The process of ‘investigative genealogy’ could help An Garda Siochana solve cold cases, Paul Holes believes
Paul Holes (Picture Celadon Books)

Paul Holes (Picture Celadon Books)

Clodagh Meaney

The pioneer of a ground-breaking forensic technique used to solve cold cases across the United States says he believe the method that could help gardaí.

Paul Holes, who appears on Episode 114 of Crime World was the first investigator to use genetic genealogy to solve a cold case.

The Contra Costa County detective began working on the case of the Golden State Killer in 1994 and continued to do so until the day he retired in 2018.

Using the innovative technique, the serial rapist and killer who terrorised California between 1974 and 1986 was caught in 2018.

Unmasked as 72-year-old Joseph James DeAngelo, he was a former police officer who committed at least 13 murders, 50 rapes, and 120 burglaries during his criminal career.

Speaking to Crime World, Paul Holes, who has a background in forensic science, explained that the method of tracking down a suspect using genetic genealogy can help prevent authorities pursuing false leads.

“That’s what I want to get out there, if [Irish] legislators or lawmakers are considering whether or not they want to expand the use of ‘Investigative [Genetic] Genealogy’.”

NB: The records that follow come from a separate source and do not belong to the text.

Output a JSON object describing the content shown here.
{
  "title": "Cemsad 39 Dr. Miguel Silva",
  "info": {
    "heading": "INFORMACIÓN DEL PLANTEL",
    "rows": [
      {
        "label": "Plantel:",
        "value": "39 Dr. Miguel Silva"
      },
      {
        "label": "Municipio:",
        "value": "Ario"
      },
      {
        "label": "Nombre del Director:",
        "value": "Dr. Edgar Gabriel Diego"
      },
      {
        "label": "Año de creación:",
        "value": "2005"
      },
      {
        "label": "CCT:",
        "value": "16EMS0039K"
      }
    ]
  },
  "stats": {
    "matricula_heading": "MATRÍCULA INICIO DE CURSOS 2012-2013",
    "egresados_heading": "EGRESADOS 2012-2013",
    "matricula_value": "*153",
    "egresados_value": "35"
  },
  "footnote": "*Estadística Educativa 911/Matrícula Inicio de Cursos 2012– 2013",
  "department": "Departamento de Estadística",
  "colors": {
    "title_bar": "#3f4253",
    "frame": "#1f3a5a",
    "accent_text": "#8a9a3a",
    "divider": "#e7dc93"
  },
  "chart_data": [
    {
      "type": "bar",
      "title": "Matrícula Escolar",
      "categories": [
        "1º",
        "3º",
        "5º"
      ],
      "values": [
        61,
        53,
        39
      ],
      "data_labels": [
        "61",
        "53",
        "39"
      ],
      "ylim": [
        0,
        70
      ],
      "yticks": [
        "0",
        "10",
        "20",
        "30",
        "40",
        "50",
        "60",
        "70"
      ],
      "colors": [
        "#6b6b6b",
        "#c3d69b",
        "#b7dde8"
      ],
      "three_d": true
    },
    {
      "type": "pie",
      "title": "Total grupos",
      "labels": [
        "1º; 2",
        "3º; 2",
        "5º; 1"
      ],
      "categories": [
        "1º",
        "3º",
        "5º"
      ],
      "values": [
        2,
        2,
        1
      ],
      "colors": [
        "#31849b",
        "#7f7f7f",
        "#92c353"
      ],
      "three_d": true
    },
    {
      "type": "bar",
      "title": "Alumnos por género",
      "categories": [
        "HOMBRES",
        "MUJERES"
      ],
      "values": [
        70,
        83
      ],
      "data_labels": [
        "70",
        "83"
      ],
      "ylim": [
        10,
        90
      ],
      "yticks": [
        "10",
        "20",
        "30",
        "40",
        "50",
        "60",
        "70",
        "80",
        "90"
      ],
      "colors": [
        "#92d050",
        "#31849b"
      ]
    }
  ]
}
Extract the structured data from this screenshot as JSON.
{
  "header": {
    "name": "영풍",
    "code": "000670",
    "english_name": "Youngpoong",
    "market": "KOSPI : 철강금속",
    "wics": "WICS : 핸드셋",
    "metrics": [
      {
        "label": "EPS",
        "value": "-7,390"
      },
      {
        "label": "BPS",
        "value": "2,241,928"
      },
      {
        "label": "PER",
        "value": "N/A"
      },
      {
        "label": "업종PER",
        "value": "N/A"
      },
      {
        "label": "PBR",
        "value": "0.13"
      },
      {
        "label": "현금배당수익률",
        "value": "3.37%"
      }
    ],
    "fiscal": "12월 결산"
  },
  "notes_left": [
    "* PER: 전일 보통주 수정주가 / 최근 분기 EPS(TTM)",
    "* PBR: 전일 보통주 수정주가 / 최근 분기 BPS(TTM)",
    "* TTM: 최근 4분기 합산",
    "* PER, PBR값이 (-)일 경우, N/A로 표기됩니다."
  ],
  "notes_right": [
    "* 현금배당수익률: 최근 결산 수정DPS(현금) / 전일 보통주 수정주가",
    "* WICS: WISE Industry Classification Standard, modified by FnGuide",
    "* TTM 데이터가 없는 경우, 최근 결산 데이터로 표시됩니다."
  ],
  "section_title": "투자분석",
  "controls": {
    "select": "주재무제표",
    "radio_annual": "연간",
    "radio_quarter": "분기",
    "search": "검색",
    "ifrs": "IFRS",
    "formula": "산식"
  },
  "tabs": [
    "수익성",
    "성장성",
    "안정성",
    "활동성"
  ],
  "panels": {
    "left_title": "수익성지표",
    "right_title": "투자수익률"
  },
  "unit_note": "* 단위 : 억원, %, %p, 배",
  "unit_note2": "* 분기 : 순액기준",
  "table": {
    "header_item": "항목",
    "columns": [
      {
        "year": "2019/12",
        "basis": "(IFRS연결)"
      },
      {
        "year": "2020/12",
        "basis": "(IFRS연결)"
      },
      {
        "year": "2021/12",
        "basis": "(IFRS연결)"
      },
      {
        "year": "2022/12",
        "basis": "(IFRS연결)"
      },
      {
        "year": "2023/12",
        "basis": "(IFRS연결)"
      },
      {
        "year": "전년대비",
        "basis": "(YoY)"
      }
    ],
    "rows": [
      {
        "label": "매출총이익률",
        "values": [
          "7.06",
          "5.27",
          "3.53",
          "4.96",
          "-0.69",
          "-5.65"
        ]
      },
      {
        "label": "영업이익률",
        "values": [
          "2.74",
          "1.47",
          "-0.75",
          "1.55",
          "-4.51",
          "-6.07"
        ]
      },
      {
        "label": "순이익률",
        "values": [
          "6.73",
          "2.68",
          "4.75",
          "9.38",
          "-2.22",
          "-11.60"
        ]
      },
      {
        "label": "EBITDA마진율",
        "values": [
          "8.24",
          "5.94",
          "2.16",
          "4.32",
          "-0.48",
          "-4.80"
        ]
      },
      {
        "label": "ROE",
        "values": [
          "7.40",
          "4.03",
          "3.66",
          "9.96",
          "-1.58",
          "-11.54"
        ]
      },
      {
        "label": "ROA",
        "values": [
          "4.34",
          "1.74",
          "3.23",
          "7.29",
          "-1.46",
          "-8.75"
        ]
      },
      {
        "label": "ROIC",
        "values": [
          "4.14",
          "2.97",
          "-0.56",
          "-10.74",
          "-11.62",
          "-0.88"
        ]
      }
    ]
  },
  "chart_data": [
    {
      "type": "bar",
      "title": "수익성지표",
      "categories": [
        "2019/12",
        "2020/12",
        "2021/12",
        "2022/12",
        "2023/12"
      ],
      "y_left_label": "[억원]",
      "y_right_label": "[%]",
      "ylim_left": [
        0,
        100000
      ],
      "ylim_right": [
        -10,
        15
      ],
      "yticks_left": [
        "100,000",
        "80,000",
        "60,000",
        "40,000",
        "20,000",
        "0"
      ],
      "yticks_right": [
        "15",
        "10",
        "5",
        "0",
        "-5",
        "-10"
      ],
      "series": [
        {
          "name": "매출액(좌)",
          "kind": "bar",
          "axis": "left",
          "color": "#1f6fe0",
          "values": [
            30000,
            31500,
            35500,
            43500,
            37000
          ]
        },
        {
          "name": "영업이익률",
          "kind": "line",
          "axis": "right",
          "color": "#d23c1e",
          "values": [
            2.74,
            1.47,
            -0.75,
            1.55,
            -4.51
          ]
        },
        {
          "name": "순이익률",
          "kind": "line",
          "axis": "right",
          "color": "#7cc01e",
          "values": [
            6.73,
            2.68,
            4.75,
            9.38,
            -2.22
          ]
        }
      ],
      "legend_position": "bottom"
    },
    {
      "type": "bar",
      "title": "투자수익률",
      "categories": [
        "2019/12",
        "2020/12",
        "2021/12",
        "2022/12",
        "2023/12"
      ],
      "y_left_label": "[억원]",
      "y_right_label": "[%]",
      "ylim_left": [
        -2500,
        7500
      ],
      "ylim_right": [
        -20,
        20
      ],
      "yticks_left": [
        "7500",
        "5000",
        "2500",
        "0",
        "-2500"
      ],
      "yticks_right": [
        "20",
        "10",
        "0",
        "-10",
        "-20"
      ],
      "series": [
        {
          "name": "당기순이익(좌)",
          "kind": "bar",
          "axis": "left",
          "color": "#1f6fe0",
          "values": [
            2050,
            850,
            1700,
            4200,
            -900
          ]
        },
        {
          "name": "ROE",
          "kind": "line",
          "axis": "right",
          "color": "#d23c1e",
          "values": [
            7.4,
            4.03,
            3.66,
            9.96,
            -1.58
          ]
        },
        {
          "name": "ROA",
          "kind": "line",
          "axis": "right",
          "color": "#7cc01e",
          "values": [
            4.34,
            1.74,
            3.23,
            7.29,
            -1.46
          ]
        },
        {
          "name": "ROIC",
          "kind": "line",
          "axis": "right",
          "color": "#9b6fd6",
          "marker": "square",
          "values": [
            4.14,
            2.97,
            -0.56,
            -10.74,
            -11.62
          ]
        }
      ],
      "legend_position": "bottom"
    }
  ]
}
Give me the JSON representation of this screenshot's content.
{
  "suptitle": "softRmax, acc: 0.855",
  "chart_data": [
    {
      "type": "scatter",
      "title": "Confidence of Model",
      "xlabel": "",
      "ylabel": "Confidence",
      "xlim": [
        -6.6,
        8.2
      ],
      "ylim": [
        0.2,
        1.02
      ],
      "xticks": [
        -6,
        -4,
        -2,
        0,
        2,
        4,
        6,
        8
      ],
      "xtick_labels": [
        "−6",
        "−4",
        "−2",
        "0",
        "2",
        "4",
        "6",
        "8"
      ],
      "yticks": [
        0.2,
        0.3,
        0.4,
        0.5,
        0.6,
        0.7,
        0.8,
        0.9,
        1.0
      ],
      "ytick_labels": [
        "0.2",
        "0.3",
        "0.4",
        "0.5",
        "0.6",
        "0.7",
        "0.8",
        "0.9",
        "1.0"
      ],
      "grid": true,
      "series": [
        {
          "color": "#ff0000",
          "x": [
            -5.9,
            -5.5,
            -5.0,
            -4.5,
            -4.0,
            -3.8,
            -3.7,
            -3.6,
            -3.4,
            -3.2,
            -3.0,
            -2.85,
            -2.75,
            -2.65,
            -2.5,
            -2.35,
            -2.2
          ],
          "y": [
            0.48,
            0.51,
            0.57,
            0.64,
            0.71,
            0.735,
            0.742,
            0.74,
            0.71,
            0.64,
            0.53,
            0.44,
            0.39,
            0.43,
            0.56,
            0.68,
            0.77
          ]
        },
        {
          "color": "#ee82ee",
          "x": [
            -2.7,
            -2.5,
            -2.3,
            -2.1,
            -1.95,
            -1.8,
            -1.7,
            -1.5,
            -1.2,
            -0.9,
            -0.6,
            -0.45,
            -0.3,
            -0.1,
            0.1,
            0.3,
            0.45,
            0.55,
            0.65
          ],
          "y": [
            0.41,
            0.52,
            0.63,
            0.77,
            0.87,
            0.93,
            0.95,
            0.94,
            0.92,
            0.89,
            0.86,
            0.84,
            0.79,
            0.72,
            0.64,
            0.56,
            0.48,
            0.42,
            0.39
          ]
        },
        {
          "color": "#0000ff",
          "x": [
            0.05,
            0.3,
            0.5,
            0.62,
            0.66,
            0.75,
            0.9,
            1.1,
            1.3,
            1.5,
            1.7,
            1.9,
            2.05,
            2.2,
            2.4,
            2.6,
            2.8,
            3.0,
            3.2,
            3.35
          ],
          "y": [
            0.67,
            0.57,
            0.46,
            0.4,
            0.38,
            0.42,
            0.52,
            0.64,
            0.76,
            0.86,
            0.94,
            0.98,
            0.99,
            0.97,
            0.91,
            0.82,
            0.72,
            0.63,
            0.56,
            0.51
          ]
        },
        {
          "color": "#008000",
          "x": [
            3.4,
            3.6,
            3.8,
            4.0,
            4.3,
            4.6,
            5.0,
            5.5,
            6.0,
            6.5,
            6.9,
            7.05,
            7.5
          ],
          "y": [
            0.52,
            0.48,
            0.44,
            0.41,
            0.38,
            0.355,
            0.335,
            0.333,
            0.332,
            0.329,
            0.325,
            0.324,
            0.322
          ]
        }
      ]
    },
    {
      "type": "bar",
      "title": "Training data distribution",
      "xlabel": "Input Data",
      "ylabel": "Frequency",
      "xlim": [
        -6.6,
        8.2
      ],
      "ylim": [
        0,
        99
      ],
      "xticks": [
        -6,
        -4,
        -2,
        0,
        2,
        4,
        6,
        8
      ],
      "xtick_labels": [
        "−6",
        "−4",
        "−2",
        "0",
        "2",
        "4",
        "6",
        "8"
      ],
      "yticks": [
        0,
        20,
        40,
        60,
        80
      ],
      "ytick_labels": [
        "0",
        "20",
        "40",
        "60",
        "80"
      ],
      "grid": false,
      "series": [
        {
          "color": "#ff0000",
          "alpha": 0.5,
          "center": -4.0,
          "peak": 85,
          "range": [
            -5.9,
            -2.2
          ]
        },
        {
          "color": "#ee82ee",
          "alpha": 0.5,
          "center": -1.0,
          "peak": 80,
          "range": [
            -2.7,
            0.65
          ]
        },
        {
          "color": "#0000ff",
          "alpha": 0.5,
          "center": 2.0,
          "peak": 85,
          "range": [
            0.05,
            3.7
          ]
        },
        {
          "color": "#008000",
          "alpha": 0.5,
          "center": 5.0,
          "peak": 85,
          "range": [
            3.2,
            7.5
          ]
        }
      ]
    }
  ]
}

To use the technique, the investigator must first have a sample of DNA belonging to the person they are looking to get a name for.

“With genetic genealogy, first you have to have a DNA profile of your offender, or the person you’re looking for. With the Golden State Killer, he had left DNA behind.”

Holes, who recently released his biography ‘Unmasked’, had the idea to use DNA to build family trees in a bid to seek out a suspect in the case as he kept hitting dead ends.

Explaining the process of genetic genealogy, he said: “Taking your DNA sample you get a special DNA type profile, not a law enforcement style profile, but a profile used by ancestry websites, in order to link relatives together in their database.”

Once the profile is created, ancestry websites can be searched for any matches that share DNA with the person you’re looking for.

“Of course there's a lot of privacy issues that people are concerned about, but I have to really emphasise that I, as a law enforcement officer, during this process, never had access to anyone’s genetic information in these databases.”

“I am no different than a typical user of an ancestry website, getting an email saying ‘we found a third cousin’.”

“All it does is give me this random list of say 10 third cousins of the Golden State Killer, at this point it is then pure genealogy work, anybody can do this.”

“You just start building family trees of the people in the list,” Holes explained.

“The purpose of building these trees is to find at least two people on the list where you can say ‘these two people share common ancestors back in time’.”

“Once you have those you build the family tree up to the present time, but you need to have all descendants.”

“It’s a difficult and time consuming process but once you get into it you see who on this list circumstantially is the person we can go and get a DNA sample from.”

Gardaí in Ireland have not yet utilised genetic genealogy on the same scale as investigators in the United States to solve a case.

However, experts believe it may be useful to solve the Kerry babies case, as well as to identify the 796 babies found buried at the Tuam Mother and Baby Home.